5. The optimal driving speed control method for shield tunneling under the built tunnel according to claim 1, characterized in that: the disturbance intensity in the step ④ is the existing one under the influence of shield tunneling. The comprehensive reflection of the displacement and stress of the tunnel is characterized by the stability state obtained from the nonlinear dynamic model of the evolution of the three-dimensional intersection tunnel system.

6. The optimal driving speed control method for shield tunneling under an established tunnel according to claim 1, characterized in that: the disturbance aging in the described step ④ is the impact of the shield tunneling time on the existing tunnel. The influence of tunnel stability is characterized by the stability state obtained from the nonlinear dynamic model of the evolution of the interchange tunnel system.

7. The optimal tunneling speed control method for shield tunneling under the built tunnel according to claim 1, characterized in that: the optimal tunneling speed in the step ④ is based on the disturbance intensity and aging curve, By comparing the disturbance intensity and time effect, combined with the actual construction conditions, project cost, and construction period of the project, the optimal tunneling speed for the shield to pass through the existing tunnel is obtained.

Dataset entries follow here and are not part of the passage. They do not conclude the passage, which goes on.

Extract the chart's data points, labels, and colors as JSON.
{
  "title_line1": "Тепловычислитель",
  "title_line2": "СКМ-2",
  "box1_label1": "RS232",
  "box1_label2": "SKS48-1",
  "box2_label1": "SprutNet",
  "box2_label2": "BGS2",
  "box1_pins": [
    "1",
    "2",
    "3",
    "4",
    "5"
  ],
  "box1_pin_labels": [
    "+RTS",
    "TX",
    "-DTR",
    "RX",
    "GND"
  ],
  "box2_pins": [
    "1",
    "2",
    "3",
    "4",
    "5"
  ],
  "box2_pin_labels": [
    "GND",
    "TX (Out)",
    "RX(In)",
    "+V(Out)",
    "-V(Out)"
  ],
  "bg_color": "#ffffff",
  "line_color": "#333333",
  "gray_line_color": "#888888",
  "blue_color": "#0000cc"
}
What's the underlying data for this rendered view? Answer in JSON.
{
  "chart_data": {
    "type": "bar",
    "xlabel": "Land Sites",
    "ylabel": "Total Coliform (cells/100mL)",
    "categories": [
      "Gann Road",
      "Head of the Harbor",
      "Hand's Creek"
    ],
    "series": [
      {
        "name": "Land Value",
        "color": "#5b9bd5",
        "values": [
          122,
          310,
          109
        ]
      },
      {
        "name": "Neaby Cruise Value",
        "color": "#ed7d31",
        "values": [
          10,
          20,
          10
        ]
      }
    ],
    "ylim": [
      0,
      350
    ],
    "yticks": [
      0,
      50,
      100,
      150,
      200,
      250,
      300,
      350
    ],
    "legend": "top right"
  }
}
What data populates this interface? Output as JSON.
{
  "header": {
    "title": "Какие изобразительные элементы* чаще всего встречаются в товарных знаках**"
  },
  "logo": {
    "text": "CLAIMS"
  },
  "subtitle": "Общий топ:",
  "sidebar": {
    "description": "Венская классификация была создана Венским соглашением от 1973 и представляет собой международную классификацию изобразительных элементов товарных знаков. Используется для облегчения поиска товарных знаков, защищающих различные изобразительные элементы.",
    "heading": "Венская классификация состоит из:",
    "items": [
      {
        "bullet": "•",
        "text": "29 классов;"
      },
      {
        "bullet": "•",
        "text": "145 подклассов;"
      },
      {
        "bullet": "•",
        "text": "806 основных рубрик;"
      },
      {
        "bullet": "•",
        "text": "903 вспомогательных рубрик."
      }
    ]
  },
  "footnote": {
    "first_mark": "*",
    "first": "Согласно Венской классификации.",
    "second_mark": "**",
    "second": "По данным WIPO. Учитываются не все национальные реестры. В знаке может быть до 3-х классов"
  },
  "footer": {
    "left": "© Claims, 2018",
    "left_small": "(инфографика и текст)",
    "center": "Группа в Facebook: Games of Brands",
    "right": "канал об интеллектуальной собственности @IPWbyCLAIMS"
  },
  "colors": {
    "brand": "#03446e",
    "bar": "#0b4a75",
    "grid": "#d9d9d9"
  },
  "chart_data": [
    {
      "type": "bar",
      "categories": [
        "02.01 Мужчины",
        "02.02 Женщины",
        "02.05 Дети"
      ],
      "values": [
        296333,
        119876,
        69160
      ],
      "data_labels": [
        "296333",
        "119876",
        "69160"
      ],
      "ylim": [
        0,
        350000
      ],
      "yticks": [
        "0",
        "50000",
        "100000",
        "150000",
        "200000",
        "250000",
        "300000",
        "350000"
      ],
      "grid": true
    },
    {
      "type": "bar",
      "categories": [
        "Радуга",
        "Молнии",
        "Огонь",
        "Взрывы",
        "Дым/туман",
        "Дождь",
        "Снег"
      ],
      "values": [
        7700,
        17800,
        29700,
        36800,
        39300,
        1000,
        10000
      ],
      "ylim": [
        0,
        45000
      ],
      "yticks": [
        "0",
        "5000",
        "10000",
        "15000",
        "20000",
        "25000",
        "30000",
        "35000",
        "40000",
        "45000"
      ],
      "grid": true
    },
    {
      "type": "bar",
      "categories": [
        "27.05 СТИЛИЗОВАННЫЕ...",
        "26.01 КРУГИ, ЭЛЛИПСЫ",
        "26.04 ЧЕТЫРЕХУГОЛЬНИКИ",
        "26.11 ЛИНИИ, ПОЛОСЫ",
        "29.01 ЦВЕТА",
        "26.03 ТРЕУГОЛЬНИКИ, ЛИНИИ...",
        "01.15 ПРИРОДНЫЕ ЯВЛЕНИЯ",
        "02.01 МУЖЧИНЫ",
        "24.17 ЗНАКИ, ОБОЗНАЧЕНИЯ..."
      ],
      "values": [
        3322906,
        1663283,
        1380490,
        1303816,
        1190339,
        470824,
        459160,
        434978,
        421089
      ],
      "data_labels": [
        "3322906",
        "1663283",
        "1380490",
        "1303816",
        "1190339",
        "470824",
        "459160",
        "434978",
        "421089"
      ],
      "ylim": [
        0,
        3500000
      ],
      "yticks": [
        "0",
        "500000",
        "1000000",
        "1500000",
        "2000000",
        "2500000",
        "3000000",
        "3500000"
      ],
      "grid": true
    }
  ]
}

8. A kind of optimal driving speed control method for shield tunneling under the built tunnel according to claim 1, characterized in that: the nonlinear dynamic model and stable The criterion of reliability is established according to the monitoring data of surrounding rock deformation in similar areas during the shield tunneling process.

9. The optimal driving speed control method for shield tunneling under the built tunnel according to claim 1, characterized in that: the disturbance intensity and aging curve in the step ④ is the surrounding rock in similar areas The deformation monitoring data is brought into a quantitative representation of the optimum advance speed, which is plotted by iterative calculations.